The Cherry Orchard premiered in 1904 at the Moscow Art Theatre on Chekhov's 44th birthday and only six months before his death. Despite his modern reputation for melodrama, Chekhov insisted at the time that the play should be treated as 'a light comedy'. This translation by Tom Stoppard had its first New York performance in 2009 at the Harvey Theater in Brooklyn, and its first London performance later that same year at the Old Vic Theatre.
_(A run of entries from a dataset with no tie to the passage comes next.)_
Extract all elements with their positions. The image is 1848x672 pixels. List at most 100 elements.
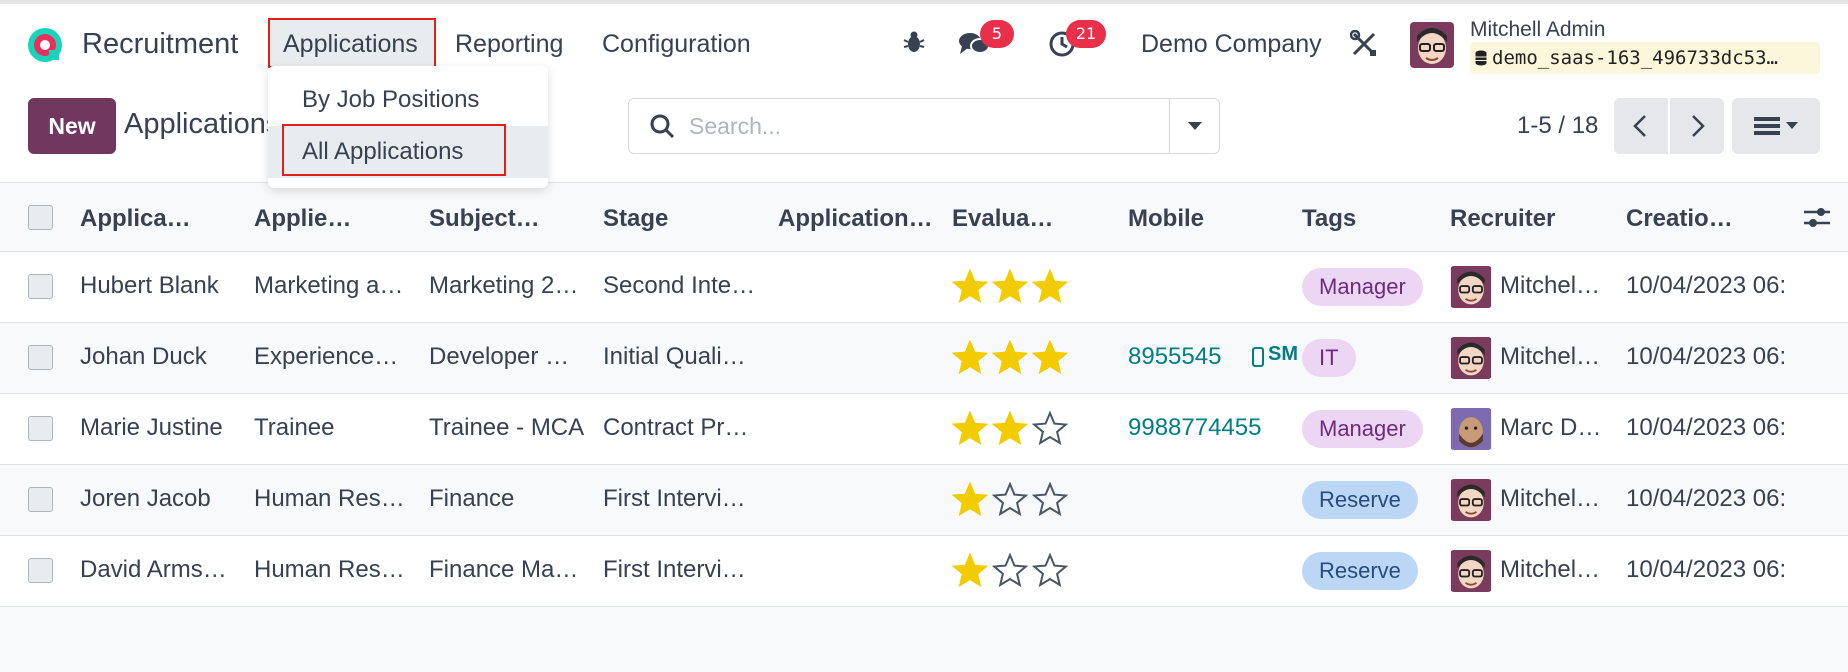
cell-creation-date: 10/04/2023 06: (1626, 485, 1787, 512)
pager-next-button[interactable] (1670, 98, 1724, 154)
cell-recruiter: Mitchel… (1500, 556, 1601, 583)
cell-recruiter: Marc D… (1500, 414, 1602, 441)
cell-creation-date: 10/04/2023 06: (1626, 556, 1787, 583)
cell-recruiter: Mitchel… (1500, 485, 1601, 512)
evaluation-stars[interactable] (952, 340, 1078, 376)
cell-mobile[interactable]: 9988774455 (1128, 414, 1261, 442)
evaluation-stars[interactable] (952, 269, 1078, 305)
star-icon (1031, 340, 1069, 375)
evaluation-stars[interactable] (952, 482, 1078, 518)
pager-previous-button[interactable] (1614, 98, 1668, 154)
menu-item-all-applications[interactable]: All Applications (302, 138, 463, 166)
column-applied-job[interactable]: Applie… (254, 205, 404, 233)
tools-icon[interactable] (1350, 30, 1378, 58)
column-subject[interactable]: Subject… (429, 205, 579, 233)
cell-subject: Trainee - MCA (429, 414, 585, 441)
cell-subject: Marketing 2… (429, 272, 579, 299)
tag-badge: Manager (1302, 268, 1423, 306)
bug-icon[interactable] (903, 30, 925, 54)
column-mobile[interactable]: Mobile (1128, 205, 1278, 233)
recruiter-avatar (1450, 266, 1492, 308)
messages-badge: 5 (980, 20, 1014, 48)
cell-applicant: Hubert Blank (80, 272, 219, 299)
recruiter-avatar (1450, 337, 1492, 379)
recruitment-logo[interactable] (26, 26, 64, 64)
new-button[interactable]: New (28, 98, 116, 154)
column-applicant[interactable]: Applica… (80, 205, 230, 233)
list-view-icon (1754, 117, 1798, 135)
view-switcher-button[interactable] (1732, 98, 1820, 154)
evaluation-stars[interactable] (952, 553, 1078, 589)
cell-subject: Finance Ma… (429, 556, 579, 583)
menu-reporting[interactable]: Reporting (455, 30, 563, 59)
cell-recruiter: Mitchel… (1500, 343, 1601, 370)
cell-applicant: David Arms… (80, 556, 227, 583)
search-options-toggle[interactable] (1169, 99, 1219, 153)
row-checkbox[interactable] (28, 345, 53, 370)
row-checkbox[interactable] (28, 274, 53, 299)
cell-stage: Contract Pr… (603, 414, 749, 441)
tag-badge: Manager (1302, 410, 1423, 448)
star-icon (952, 553, 989, 588)
row-checkbox[interactable] (28, 416, 53, 441)
company-switcher[interactable]: Demo Company (1141, 30, 1322, 59)
evaluation-stars[interactable] (952, 411, 1078, 447)
search-bar[interactable]: Search... (628, 98, 1220, 154)
user-name[interactable]: Mitchell Admin (1470, 18, 1605, 42)
star-icon (991, 553, 1029, 588)
pager-value[interactable]: 1-5 / 18 (1517, 112, 1598, 140)
menu-configuration[interactable]: Configuration (602, 30, 751, 59)
database-icon (1475, 50, 1487, 66)
row-checkbox[interactable] (28, 487, 53, 512)
cell-mobile[interactable]: 8955545 (1128, 343, 1221, 371)
star-icon (1031, 553, 1069, 588)
table-row[interactable]: Johan Duck Experience… Developer … Initial … (0, 323, 1848, 394)
star-icon (991, 411, 1029, 446)
database-name: demo_saas-163_496733dc53… (1492, 47, 1778, 69)
menu-applications[interactable]: Applications (283, 30, 418, 59)
sms-button[interactable]: SMS (1268, 343, 1298, 366)
column-evaluation[interactable]: Evalua… (952, 205, 1102, 233)
table-row[interactable]: Marie Justine Trainee Trainee - MCA Contrac… (0, 394, 1848, 465)
search-input[interactable]: Search... (689, 113, 781, 140)
cell-applied-job: Human Res… (254, 485, 405, 512)
column-application[interactable]: Application… (778, 205, 938, 233)
page-title: Applications (124, 108, 281, 140)
cell-applicant: Marie Justine (80, 414, 223, 441)
caret-down-icon (1188, 122, 1202, 130)
cell-stage: Initial Quali… (603, 343, 746, 370)
recruiter-avatar (1450, 479, 1492, 521)
applications-dropdown: By Job Positions All Applications (268, 66, 548, 188)
cell-applied-job: Experience… (254, 343, 399, 370)
select-all-checkbox[interactable] (28, 205, 53, 230)
column-creation-date[interactable]: Creatio… (1626, 205, 1776, 233)
optional-columns-icon[interactable] (1804, 207, 1830, 229)
table-header: Applica… Applie… Subject… Stage Applicat… (0, 182, 1848, 252)
cell-stage: First Intervi… (603, 485, 746, 512)
recruiter-avatar (1450, 408, 1492, 450)
star-icon (952, 269, 989, 304)
table-row[interactable]: Hubert Blank Marketing a… Marketing 2… Seco… (0, 252, 1848, 323)
star-icon (952, 482, 989, 517)
table-row[interactable]: Joren Jacob Human Res… Finance First Interv… (0, 465, 1848, 536)
column-stage[interactable]: Stage (603, 205, 753, 233)
column-tags[interactable]: Tags (1302, 205, 1442, 233)
cell-recruiter: Mitchel… (1500, 272, 1601, 299)
search-icon (650, 114, 675, 139)
app-name[interactable]: Recruitment (82, 28, 238, 61)
column-recruiter[interactable]: Recruiter (1450, 205, 1610, 233)
star-icon (1031, 269, 1069, 304)
menu-item-by-job-positions[interactable]: By Job Positions (302, 86, 479, 114)
star-icon (991, 340, 1029, 375)
user-avatar[interactable] (1410, 22, 1454, 68)
cell-applied-job: Human Res… (254, 556, 405, 583)
chevron-left-icon (1633, 115, 1646, 137)
table-row[interactable]: David Arms… Human Res… Finance Ma… First In… (0, 536, 1848, 607)
activities-badge: 21 (1066, 20, 1106, 48)
row-checkbox[interactable] (28, 558, 53, 583)
cell-stage: First Intervi… (603, 556, 746, 583)
cell-creation-date: 10/04/2023 06: (1626, 343, 1787, 370)
cell-stage: Second Inte… (603, 272, 756, 299)
cell-subject: Developer … (429, 343, 570, 370)
mobile-icon (1252, 347, 1264, 367)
The play is regularly performed in regional repertory, high school, college, and community theatre productions.

Cast: 5 female, 9 male

What people say:

"Without pressing it, this Cherry Orchard, in a nimble new version by Tom Stoppard that invites fresh comic shadings, pushes that sense of the incongruous not so much into farce as into Alice in Wonderland absurdity ... Mr. Stoppard's adaptation is full of classically Stoppardesque instances of eloquence gone awry." — The New York Times

"A sure-footed reworking by Tom Stoppard." — New York Magazine

"I can't recall another production of The Cherry Orchard in which comedy and elegey were so well balanced ... there was never a moment when I was anything other than enthralled." — The Wall Street Journal

About the Playwright:

Anton Pavlovich Chekhov (1860-1904) was a Russian physician, dramaturge and author of hundreds of short stories and several plays. He is regarded by many as both the greatest Russian storyteller and the father of modern drama. His plays, including The Seagull, Uncle Vanya, The Three Sisters, and The Cherry Orchard, are performed in theatres throughout the world and he is second only to Shakespeare in the number of productions his plays receive.

Sir Tom Stoppard (1937-2025) was a British playwright often hailed as among the greatest of his generation. Born Tomáš Sträussler in what was then Czechoslovakia, the family fled at the onset of the Nazi invasion finally settling in England when he was eight, and Stoppard adopted the last name of his stepfather. He was catapulted into the front ranks of modern playwrights overnight when Rosencrantz and Guildenstern Are Dead opened in London in 1967. He wrote prolifically for TV, radio, and stage in a career that spanned six decades and also included a parallel career as a Hollywood script doctor, much in demand to provide dialogue to others' film scripts, and shared a best-screenplay Oscar for his contribution to Shakespeare in Love. He was knighted in 1997 and became one of the most honoured dramatists in British theatre.